Dinosaur footprints found ocean apart in South America and Africa

Over 260 dinosaur tracks preserved in mud, slit

Over 260 dinosaur tracks preserved in mud, slit
Over 260 dinosaur tracks preserved in mud, slit

Researchers have discovered dinosaur footprints on opposite sides of the Atlantic Ocean!

These steps had a distance of over 3,700 miles between them, suggesting that these ancient reptiles might have wandered from Africa to South America when just one big supercontinent existed.

As per USA Today, the tracks had been originally created around 621 miles apart on a “thin sandstone layer of silt and mud,” dating back to the supercontinent Gondwana’s time.

When the large land mass eventually broke into pieces, it formed the South Atlantic Ocean, separating those dinosaur footprints across huge distances.
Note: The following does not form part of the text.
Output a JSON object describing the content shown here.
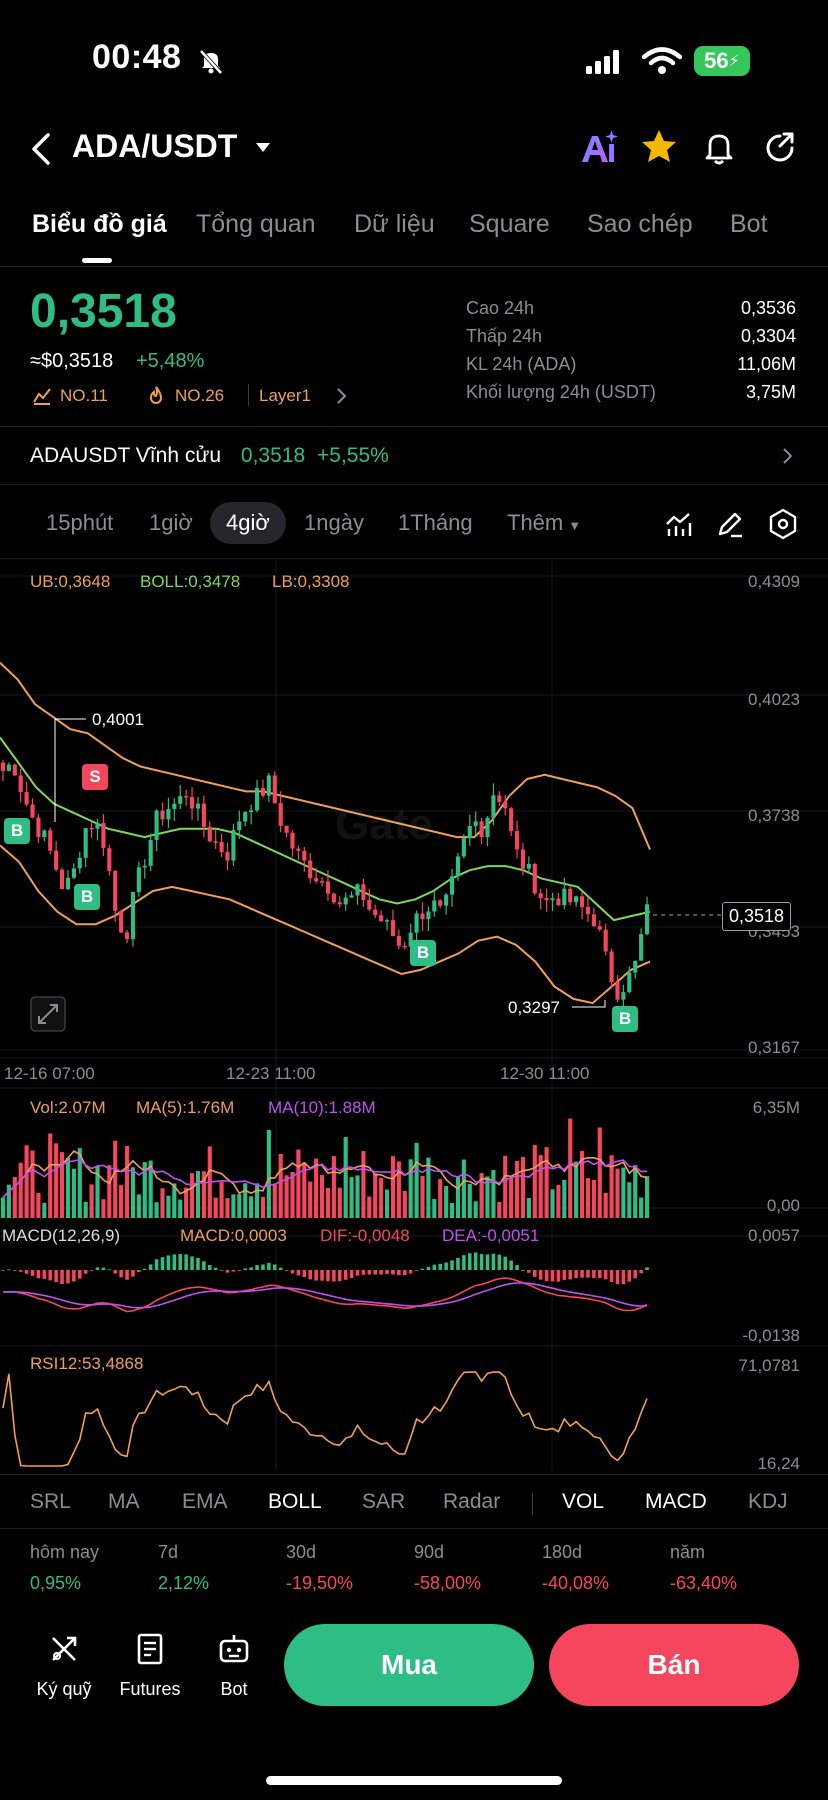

Paleontologist Louis L. Jacobs said, “One of the youngest and narrowest geological connections between Africa and South America was the elbow of northeastern Brazil.”

“The two continents were continuous, so that animals on either side of that connection could potentially move across it,” he pointed out.

Over 260 footsteps found in Brazil and Cameroon are said to be a part of the Early Cretaceous period, which is when “the first ceratopsian and pachycepalosaurid dinosaurs appeared.”

Louis L. Jacobs added that the dinosaur footprints uncovered were similar in shape, age, and geological context.